Russia has a systematic doping problem involving athletes, coaches and officials covering up performance-enhancing drug use, including bribes and extortion involving hundreds of thousands of dollars, according to two reports Wednesday.
Athletes and a former Russian anti-doping agency official detailed widespread doping in a one-hour German TV documentary.
“You cannot achieve the results that you are getting, at least in Russia, without doping,” said Vitaly Stepanov, who formerly worked for Russia’s anti-doping agency (RUSADA) for three years, according to ARD TV. “You must dope. That’s how it is done in Russia. The officials and coaches clearly say by using natural ability you can only do so well. To get medals you need help. And the help is doping, prohibited substances.
“There were times in RUSADA when I heard people from the ministry, from anti-doping department, would call to RUSADA and wanted to see who the athlete is, who has the positive sample and if it’s a no-name, then the sample is positive, if it is someone famous or someone young and medal-hopeful, then it is a mistake and it is not reported,” Stepanov said, according to ARD. “I clearly could see that officials try to make sure that some athletes are not being tested.”
Stepanov cited track and field, swimming, cycling, biathlon and weightlifting. His wife is Yulia Stepanova, a Russian 800m runner who was banned two years for doping in 2013.
“The coaches take any girl, feed her with tablets and then she runs,” Stepanova, whose eighth-place finish from the 2011 World Championships was wiped out because of her doping ban, told ARD. “And tomorrow she will be suspended and then they say, we’ll find a new one. They feed them and say: ‘Yes, take that, everyone takes it. Take these substances.’ And when one is caught, they throw the athlete away and pick up a new one.”
Stepanova also said Russian athletes once trained in Portugal under false names to avoid foreign doping-control officers.
The documentary implicated Olympic 800m champion Maria Savinova for taking a banned steroid. Savinova won gold in London ahead of South African Caster Semenya, famous for a gender-testing controversy before the Olympics.
“Should there be anything affecting the International Olympic Committee and our code of ethics, we will not hesitate take any and all action necessary,” IOC spokesman Mark Adams told the AP.
RUSADA’s director general rejected the allegations to ARD. The head of Russia’s track and field federation declined comment to ARD.
The World Anti-Doping Agency (WADA) said it had already received some of the information and evidence shown in the documentary.
“All of that information has been passed to the appropriate independent body within the international federation, the IAAF,” WADA said in a statement. “We will await the outcome of that independent body’s deliberations.”

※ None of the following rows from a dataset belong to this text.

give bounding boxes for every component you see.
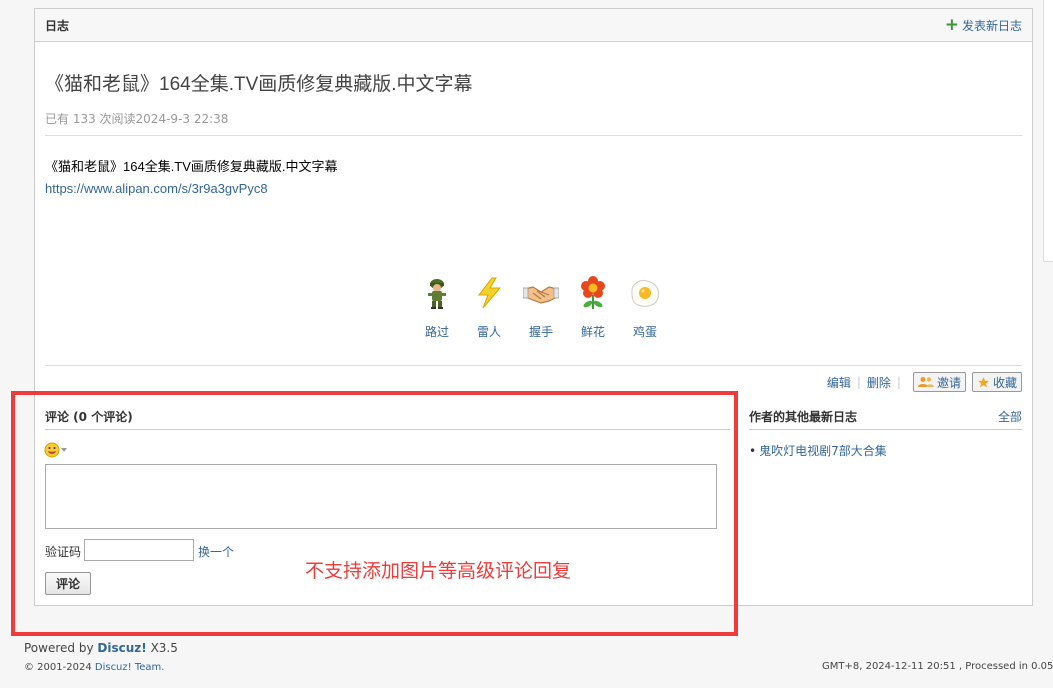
reaction-label: 路过 (424, 325, 449, 339)
reaction-handshake[interactable]: 握手 (515, 275, 567, 340)
handshake-icon (523, 286, 559, 304)
reaction-label: 鲜花 (580, 325, 605, 339)
other-posts-divider (749, 429, 1022, 430)
comment-divider (45, 429, 730, 430)
users-icon (917, 377, 934, 387)
panel-title: 日志 (45, 18, 70, 33)
reaction-pass[interactable]: 路过 (411, 275, 463, 340)
post-title: 《猫和老鼠》164全集.TV画质修复典藏版.中文字幕 (45, 74, 473, 95)
other-posts-all-link[interactable]: 全部 (998, 408, 1022, 425)
reaction-flower[interactable]: 鲜花 (567, 275, 619, 340)
post-actions: 编辑 | 删除 | 邀请 收藏 (827, 372, 1022, 392)
favorite-label: 收藏 (992, 375, 1017, 390)
reaction-egg[interactable]: 鸡蛋 (619, 275, 671, 340)
post-content-text: 《猫和老鼠》164全集.TV画质修复典藏版.中文字幕 (45, 159, 338, 174)
plus-icon: + (944, 14, 959, 35)
discuz-link[interactable]: Discuz! (97, 641, 146, 655)
flower-icon (581, 276, 605, 309)
soldier-icon (428, 279, 446, 309)
powered-version: X3.5 (150, 641, 178, 655)
favorite-button[interactable]: 收藏 (971, 372, 1022, 392)
annotation-text: 不支持添加图片等高级评论回复 (305, 560, 572, 582)
captcha-input[interactable] (84, 539, 194, 561)
new-post-label: 发表新日志 (961, 18, 1022, 33)
right-sidebar-edge (1043, 0, 1053, 262)
footer-status: GMT+8, 2024-12-11 20:51 , Processed in 0… (822, 661, 1053, 672)
smiley-icon (44, 442, 60, 458)
reaction-shock[interactable]: 雷人 (463, 275, 515, 340)
content-divider (45, 365, 1022, 366)
bullet: • (749, 444, 757, 458)
delete-link[interactable]: 删除 (867, 374, 891, 391)
invite-button[interactable]: 邀请 (912, 372, 966, 392)
panel-header: 日志 + 发表新日志 (35, 9, 1032, 42)
reaction-label: 雷人 (476, 325, 501, 339)
reaction-label: 鸡蛋 (632, 325, 657, 339)
other-post-link[interactable]: 鬼吹灯电视剧7部大合集 (759, 444, 887, 458)
chevron-down-icon (61, 448, 67, 452)
edit-link[interactable]: 编辑 (827, 374, 851, 391)
captcha-refresh-link[interactable]: 换一个 (198, 543, 234, 560)
captcha-label: 验证码 (45, 545, 82, 559)
comment-section-title: 评论 (0 个评论) (45, 410, 133, 424)
new-post-link[interactable]: + 发表新日志 (944, 14, 1022, 35)
other-posts-title: 作者的其他最新日志 (749, 410, 858, 424)
post-meta: 已有 133 次阅读2024-9-3 22:38 (45, 112, 229, 126)
blog-panel: 日志 + 发表新日志 《猫和老鼠》164全集.TV画质修复典藏版.中文字幕 已有… (34, 8, 1033, 606)
copyright-prefix: © 2001-2024 (24, 662, 92, 673)
separator: | (896, 375, 901, 389)
reaction-bar: 路过 雷人 握手 鲜花 鸡蛋 (411, 275, 671, 340)
egg-icon (631, 280, 660, 307)
discuz-team-link[interactable]: Discuz! Team. (95, 662, 165, 673)
reaction-label: 握手 (528, 325, 553, 339)
emoji-picker[interactable] (44, 442, 67, 458)
invite-label: 邀请 (936, 375, 961, 390)
star-icon (978, 376, 989, 387)
post-content-link[interactable]: https://www.alipan.com/s/3r9a3gvPyc8 (45, 181, 268, 196)
lightning-icon (477, 277, 502, 309)
comment-textarea[interactable] (45, 464, 717, 529)
footer-copyright: © 2001-2024 Discuz! Team. (24, 662, 164, 673)
footer-powered: Powered by Discuz! X3.5 (24, 641, 178, 655)
list-item: • 鬼吹灯电视剧7部大合集 (749, 442, 887, 459)
submit-comment-button[interactable]: 评论 (45, 572, 91, 595)
title-divider (45, 135, 1022, 136)
separator: | (856, 375, 861, 389)
powered-prefix: Powered by (24, 641, 94, 655)
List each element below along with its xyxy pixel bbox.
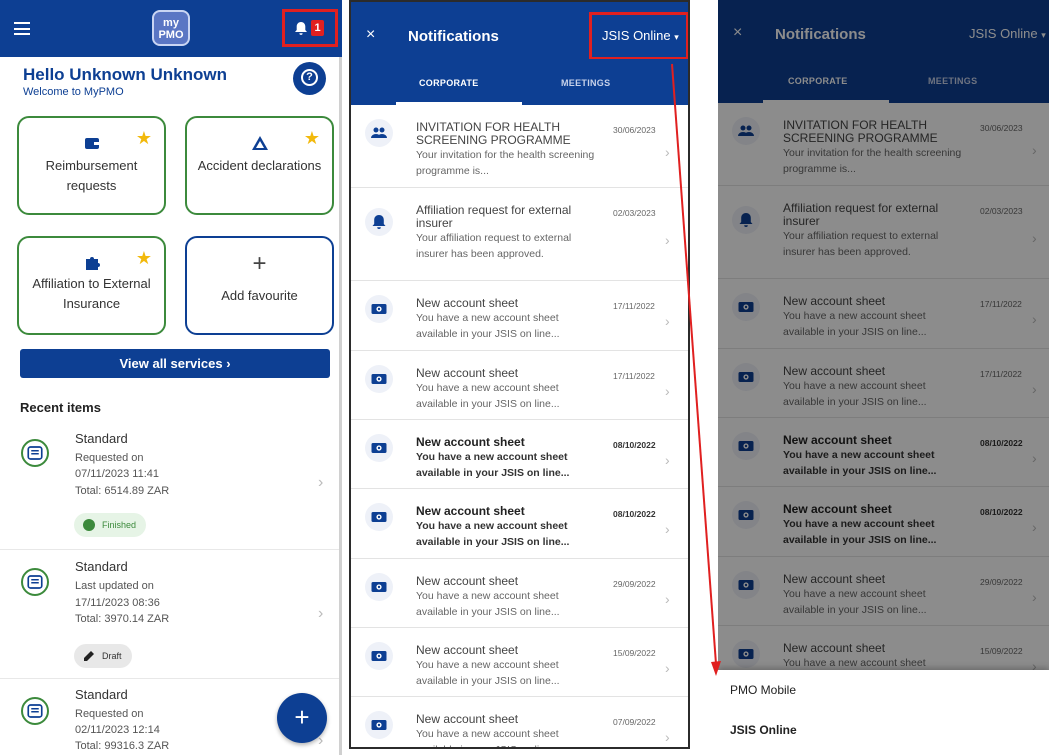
annotation-arrow xyxy=(671,63,721,676)
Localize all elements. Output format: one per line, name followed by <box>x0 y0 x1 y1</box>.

Also Wednesday, the agent for Russian Liliya Shobukhova, who ran the second fastest women’s marathon ever as part of Chicago Marathon wins in 2009, 2010 and 2011, said the runner paid the Russian track and field federation more than $500,000 to avoid a doping suspension, according to the TV documentary and L’Equipe.
The IAAF, track and field’s international governing body, said it has an independent ethics commission investigating the L’Equipe allegations, according to the Chicago Tribune.
Shobukhova was eventually suspended in April due to abnormalities on her biological passport that indicated doping, wiping out all her results since 2009, including the three Chicago titles.
The German documentary linked a requested refund of over $350,000 to Shobukhova’s husband, after she was banned, from Russian track and field president Valentin Balakhnichev, who is also the IAAF’s treasurer.